Ricordiamo che Simoncelli è stato cremato e che il papà del pilota si è recato presso l’Ufficio Anagrafe di Coriano per chiedere di poter portare a casa le ceneri del figlio. Ecco quanto dichiara in una recente intervista il pilota Edwards all’indomani del tragico incidente: “Ho pensato di smettere, per 24 ore mi sono fatto mille domande. Poi ho rivisto il video e ho capito. Marco era una stella luminosa e mi piaceva molto il suo approccio coi tifosi. Tornato a casa ho rivisto il video dell’incidente e non potevo fare assolutamente niente per evitare Marco. E, come me, non poteva fare nulla neppure Valentino”.

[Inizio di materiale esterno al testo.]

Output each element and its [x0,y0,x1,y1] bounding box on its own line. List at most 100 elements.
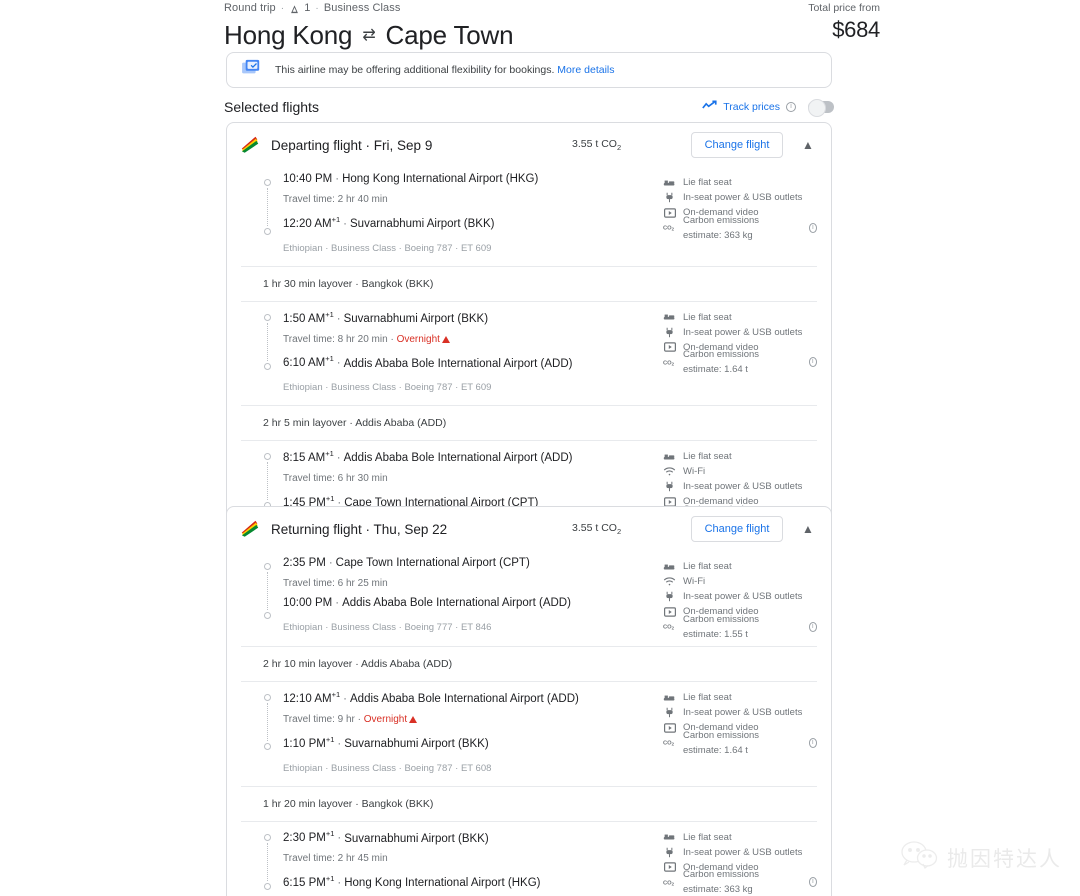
change-flight-button[interactable]: Change flight [691,516,783,542]
info-icon[interactable]: i [808,877,817,888]
layover-info: 2 hr 10 min layover · Addis Ababa (ADD) [263,658,453,670]
amenity-item: CO 2 Carbon emissions estimate: 363 kg i [663,869,817,895]
svg-text:2: 2 [672,881,675,886]
timeline-dot-depart [264,313,271,321]
arrival-row: 1:10 PM+1 · Suvarnabhumi Airport (BKK) [283,731,641,753]
timeline-line [267,188,268,226]
video-icon [663,606,676,617]
ethiopian-airlines-logo [241,520,259,537]
svg-text:2: 2 [672,742,675,747]
departure-row: 2:30 PM+1 · Suvarnabhumi Airport (BKK) [283,826,641,848]
timeline-line [267,322,268,361]
day-offset: +1 [325,354,334,364]
passenger-count: 1 [304,2,311,14]
timeline-dot-arrive [264,362,271,370]
flight-card-title: Returning flight · Thu, Sep 22 [271,521,448,537]
travel-time: Travel time: 9 hr · Overnight [283,711,641,728]
amenity-label: Lie flat seat [683,831,732,843]
video-icon [663,342,676,353]
amenity-label: Lie flat seat [683,692,732,703]
info-icon[interactable]: i [808,737,817,748]
amenity-label: Carbon emissions estimate: 363 kg [683,214,760,241]
svg-text:2: 2 [672,362,675,367]
segment-details: 2:35 PM · Cape Town International Airport … [263,555,641,634]
amenity-label: Carbon emissions estimate: 1.55 t [683,613,760,640]
amenity-item: In-seat power & USB outlets [663,190,817,205]
swap-arrows-icon: ⇄ [362,27,376,44]
power-outlet-icon [663,847,676,858]
info-icon[interactable]: i [808,621,817,632]
chevron-up-icon[interactable]: ▲ [797,518,819,540]
departure-airport: Cape Town International Airport (CPT) [335,557,530,569]
timeline-dot-arrive [264,743,271,750]
banner-text: This airline may be offering additional … [275,64,615,76]
segment-meta: Ethiopian · Business Class · Boeing 787 … [283,762,492,774]
co2-total: 3.55 t CO2 [572,521,622,537]
chevron-up-icon[interactable]: ▲ [797,134,819,156]
amenity-label: In-seat power & USB outlets [683,192,803,203]
separator: · [336,452,341,465]
day-offset: +1 [325,309,334,319]
warning-triangle-icon [441,335,450,343]
lie-flat-seat-icon [663,451,676,462]
separator: · [335,173,340,185]
departure-time: 2:30 PM+1 [283,829,335,845]
amenity-item: Lie flat seat [663,175,817,190]
segment-meta: Ethiopian · Business Class · Boeing 787 … [283,242,492,254]
track-prices-toggle[interactable] [808,99,834,117]
amenity-item: Lie flat seat [663,449,817,464]
svg-text:CO: CO [663,360,672,366]
segment-timeline [263,563,275,619]
amenity-item: Lie flat seat [663,310,817,325]
day-offset: +1 [331,215,341,224]
segment-details: 2:30 PM+1 · Suvarnabhumi Airport (BKK) Trav… [263,826,641,896]
separator: · [337,877,342,890]
separator: · [335,597,340,609]
total-price: Total price from $684 [720,2,880,44]
lie-flat-seat-icon [663,692,676,703]
info-icon[interactable]: i [808,222,817,233]
amenity-item: Lie flat seat [663,559,817,574]
change-flight-button[interactable]: Change flight [691,132,783,158]
arrival-airport: Suvarnabhumi Airport (BKK) [344,737,489,750]
flight-card-header: Returning flight · Thu, Sep 22 3.55 t CO2… [227,507,831,551]
timeline-dot-depart [264,563,271,570]
flight-segment: 2:30 PM+1 · Suvarnabhumi Airport (BKK) Trav… [227,822,831,896]
arrival-row: 10:00 PM · Addis Ababa Bole International … [283,595,641,612]
departure-row: 8:15 AM+1 · Addis Ababa Bole International… [283,445,641,467]
timeline-dot-depart [264,694,271,701]
amenities-list: Lie flat seat In-seat power & USB outlets… [641,826,817,896]
total-price-value: $684 [832,17,880,42]
video-icon [663,862,676,873]
departure-airport: Addis Ababa Bole International Airport (… [343,452,573,465]
amenity-item: In-seat power & USB outlets [663,479,817,494]
timeline-line [267,572,268,610]
layover-info: 1 hr 20 min layover · Bangkok (BKK) [263,797,434,810]
info-icon[interactable]: i [786,102,796,112]
travel-time: Travel time: 2 hr 40 min [283,191,641,208]
more-details-link[interactable]: More details [557,64,614,76]
arrival-airport: Hong Kong International Airport (HKG) [344,877,541,890]
cabin-class-label: Business Class [323,2,401,14]
timeline-dot-depart [264,179,271,186]
flight-card-title: Departing flight · Fri, Sep 9 [271,137,433,153]
power-outlet-icon [663,591,676,602]
track-prices-label: Track prices [723,101,780,113]
co2-icon: CO2 [663,621,676,632]
flexibility-banner: This airline may be offering additional … [226,52,832,88]
amenity-label: Carbon emissions estimate: 363 kg [683,869,760,896]
banner-message: This airline may be offering additional … [275,64,555,76]
track-prices-control[interactable]: Track prices i [702,98,834,117]
arrival-airport: Addis Ababa Bole International Airport (… [342,597,571,609]
arrival-row: 6:15 PM+1 · Hong Kong International Airpor… [283,870,641,892]
travel-time-label: Travel time: 2 hr 40 min [283,194,388,205]
flight-card-returning: Returning flight · Thu, Sep 22 3.55 t CO2… [226,506,832,896]
info-icon[interactable]: i [808,357,817,368]
flight-card-departing: Departing flight · Fri, Sep 9 3.55 t CO2 C… [226,122,832,547]
travel-time: Travel time: 2 hr 45 min [283,850,641,867]
departure-time: 2:35 PM [283,557,326,569]
amenity-label: Carbon emissions estimate: 1.64 t [683,349,760,376]
overnight-label: Overnight [396,333,440,345]
separator: · [357,713,361,725]
day-offset: +1 [325,449,334,459]
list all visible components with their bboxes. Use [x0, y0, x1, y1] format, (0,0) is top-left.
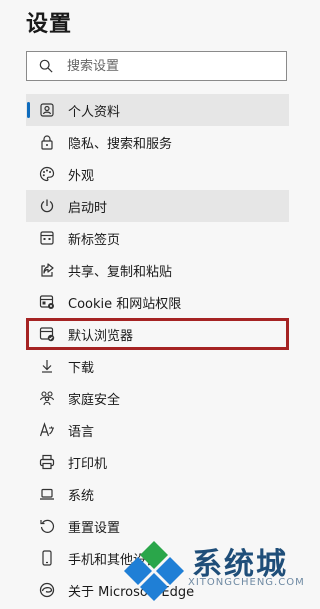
new-tab-icon	[39, 230, 55, 246]
nav-item-label: 打印机	[68, 456, 108, 472]
nav-item-label: 重置设置	[68, 520, 121, 536]
lock-icon	[39, 134, 55, 150]
reset-icon	[39, 518, 55, 534]
nav-item-family[interactable]: 家庭安全	[26, 382, 289, 414]
nav-item-cookies[interactable]: Cookie 和网站权限	[26, 286, 289, 318]
laptop-icon	[39, 486, 55, 502]
nav-item-system[interactable]: 系统	[26, 478, 289, 510]
default-browser-icon	[39, 326, 55, 342]
nav-item-profile[interactable]: 个人资料	[26, 94, 289, 126]
nav-item-default-browser[interactable]: 默认浏览器	[26, 318, 289, 350]
edge-icon	[39, 582, 55, 598]
download-icon	[39, 358, 55, 374]
nav-item-label: 家庭安全	[68, 392, 121, 408]
profile-icon	[39, 102, 55, 118]
nav-item-languages[interactable]: 语言	[26, 414, 289, 446]
palette-icon	[39, 166, 55, 182]
nav-item-share[interactable]: 共享、复制和粘贴	[26, 254, 289, 286]
page-title: 设置	[26, 12, 73, 37]
phone-icon	[39, 550, 55, 566]
nav-item-label: 外观	[68, 168, 95, 184]
search-input[interactable]	[65, 57, 259, 75]
nav-item-privacy[interactable]: 隐私、搜索和服务	[26, 126, 289, 158]
nav-item-label: 启动时	[68, 200, 108, 216]
share-icon	[39, 262, 55, 278]
watermark: 系统城 XITONGCHENG.COM	[124, 533, 310, 609]
settings-nav: 个人资料 隐私、搜索和服务 外观 启动时 新标签页 共享、复制和粘贴 Cooki…	[26, 94, 289, 606]
nav-item-startup[interactable]: 启动时	[26, 190, 289, 222]
printer-icon	[39, 454, 55, 470]
nav-item-printers[interactable]: 打印机	[26, 446, 289, 478]
nav-item-label: Cookie 和网站权限	[68, 296, 182, 312]
nav-item-label: 新标签页	[68, 232, 121, 248]
nav-item-new-tab[interactable]: 新标签页	[26, 222, 289, 254]
power-icon	[39, 198, 55, 214]
nav-item-downloads[interactable]: 下载	[26, 350, 289, 382]
family-icon	[39, 390, 55, 406]
search-box[interactable]	[26, 51, 287, 81]
nav-item-appearance[interactable]: 外观	[26, 158, 289, 190]
nav-item-label: 个人资料	[68, 104, 121, 120]
nav-item-label: 系统	[68, 488, 95, 504]
nav-item-label: 下载	[68, 360, 95, 376]
nav-item-label: 默认浏览器	[68, 328, 134, 344]
nav-item-label: 隐私、搜索和服务	[68, 136, 173, 152]
watermark-url: XITONGCHENG.COM	[188, 577, 305, 588]
nav-item-label: 共享、复制和粘贴	[68, 264, 173, 280]
watermark-logo-icon	[124, 541, 184, 601]
search-icon	[39, 59, 53, 73]
site-permissions-icon	[39, 294, 55, 310]
language-icon	[39, 422, 55, 438]
nav-item-label: 语言	[68, 424, 95, 440]
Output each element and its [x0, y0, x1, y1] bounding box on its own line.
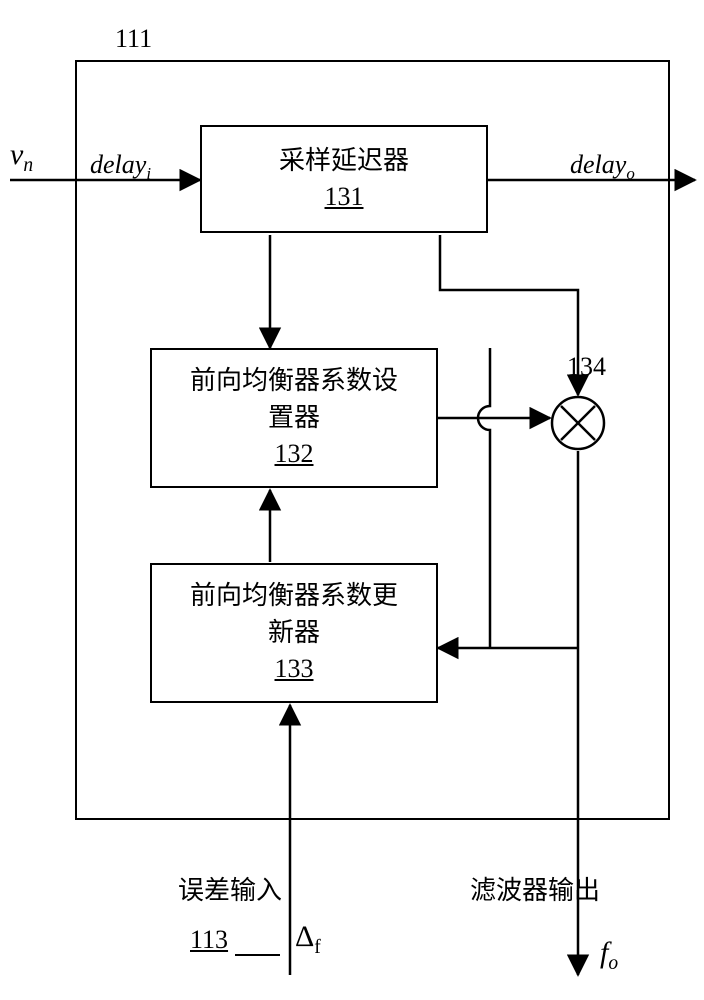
box-coef-setter: 前向均衡器系数设 置器 132 [150, 348, 438, 488]
multiplier-symbol [550, 395, 606, 451]
input-vn-label: vn [10, 138, 33, 177]
box133-line2: 新器 [268, 615, 320, 651]
filter-output-label: 滤波器输出 [470, 870, 600, 907]
outer-ref-label: 111 [115, 24, 152, 54]
box133-ref: 133 [275, 651, 314, 687]
fo-label: fo [600, 936, 618, 975]
box131-ref: 131 [325, 179, 364, 215]
error-input-label: 误差输入 [178, 870, 282, 907]
box132-line1: 前向均衡器系数设 [190, 363, 398, 399]
box-sampling-delay: 采样延迟器 131 [200, 125, 488, 233]
box132-line2: 置器 [268, 400, 320, 436]
mult-ref-label: 134 [567, 352, 606, 382]
ref-113-label: 113 [190, 925, 228, 955]
box132-ref: 132 [275, 436, 314, 472]
delta-f-label: Δf [295, 920, 321, 959]
box131-title: 采样延迟器 [279, 143, 409, 179]
box-coef-updater: 前向均衡器系数更 新器 133 [150, 563, 438, 703]
delay-out-label: delayo [570, 150, 635, 184]
delay-in-label: delayi [90, 150, 151, 184]
box133-line1: 前向均衡器系数更 [190, 578, 398, 614]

Edwards, tornato a casa, ha rivisto centinaia di volte quelle immagini dell’incidente analizzando la situazione e ha capito che né lui, né Valentino Rossi avrebbero potuto evitare lo scontro con Marco Simoncelli. “E’ dura perdere un amico, ma credo che avrei provato lo stesso dolore anche se non fossi stato direttamente coinvolto nell’incidente”.
“Marco era molto amato dai tifosi per la sua personalità, il suo carattere, il suo carisma. La gente ama guardarci non soltanto per le gare, ma anche per quello che riusciamo a trasmettere. E Marco era una personalità come non ce ne sono tante in MotoGP, anche se so che qualcuno non sarà d’accordo con questo”.